Gestern hatten wir einen Streit. Mir selbst zu sagen, dass ich im Alltag kompensieren und ausgleichen will, weil es ihm nicht anders gelingt ist eine Sache. Aber dann wieder mal, nach all den Gesprächen bei der Ehetherapeutin, bei einem Psychiater zu hören, dass er ja eigentlich gar kein Problem mit sich hat und es mein Pech sei, wenn ich es habe, dass hat mich so wütend gemacht. Und so hoffnungslos. Wie soll sich etwas bewegen, wenn er immer wieder zu dieser Einstellung zurück kehrt (nachdem er immer wieder auch Phasen hat, wo er meint er kann nicht mehr und völlig zusammen klappt).

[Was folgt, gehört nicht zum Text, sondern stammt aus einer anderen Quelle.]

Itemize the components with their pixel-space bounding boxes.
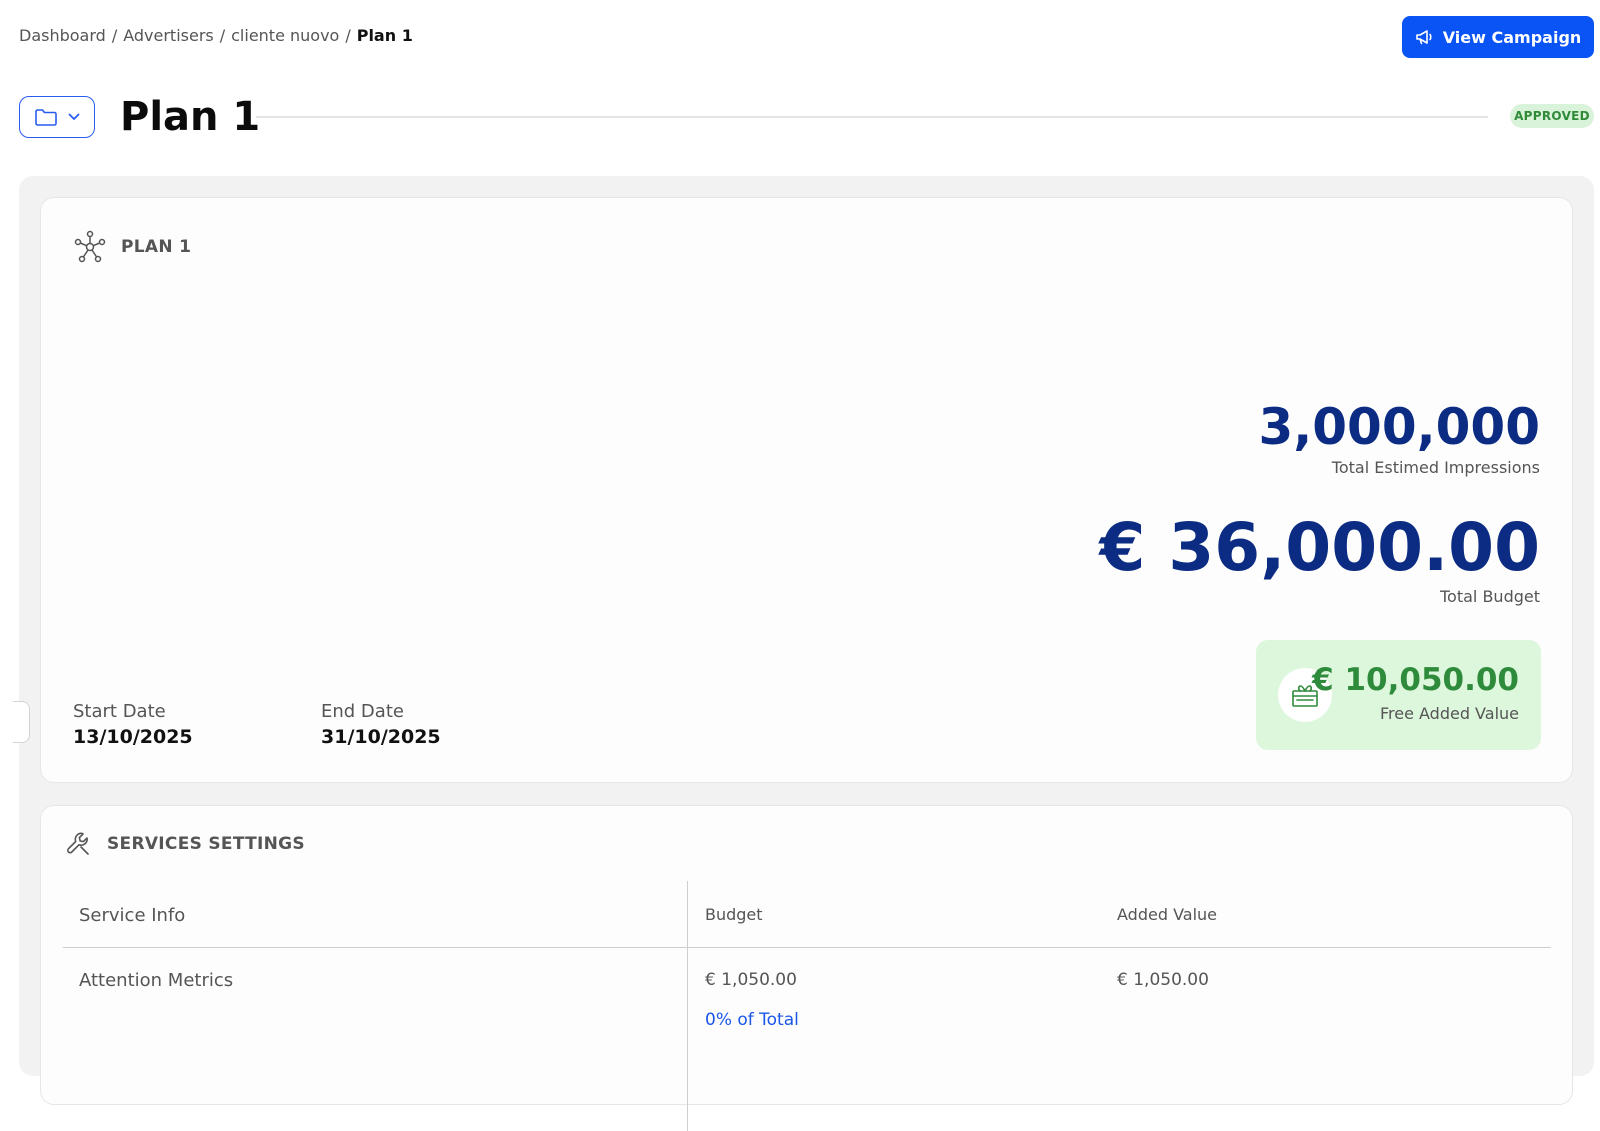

Jedenfalls habe ich ihm schon mehrfach gesagt, dass ich keine Garantie will, dass er ein anderer Mensch wird. Ich möchte nur einen Partner haben, der bereit ist, sich zumindest auf den Weg zu machen. Ich glaube ich kann dass nicht- ihm sagen: Ja klar, bleib wie du bist, ich will trotzdem eine gemeinsame Zukunft. Wäre dass nicht auch gewaltvoll zu mir selbst? Ich bin ein Mensch der so hart an sich arbeitet! Ich will keinen Partner, der nur aus Trotz den Stillstand für sich wählt. Oder doch? Ist es viellecht legetim, was er da von mir erwartet? Ich bin gerade einfach so unsicher.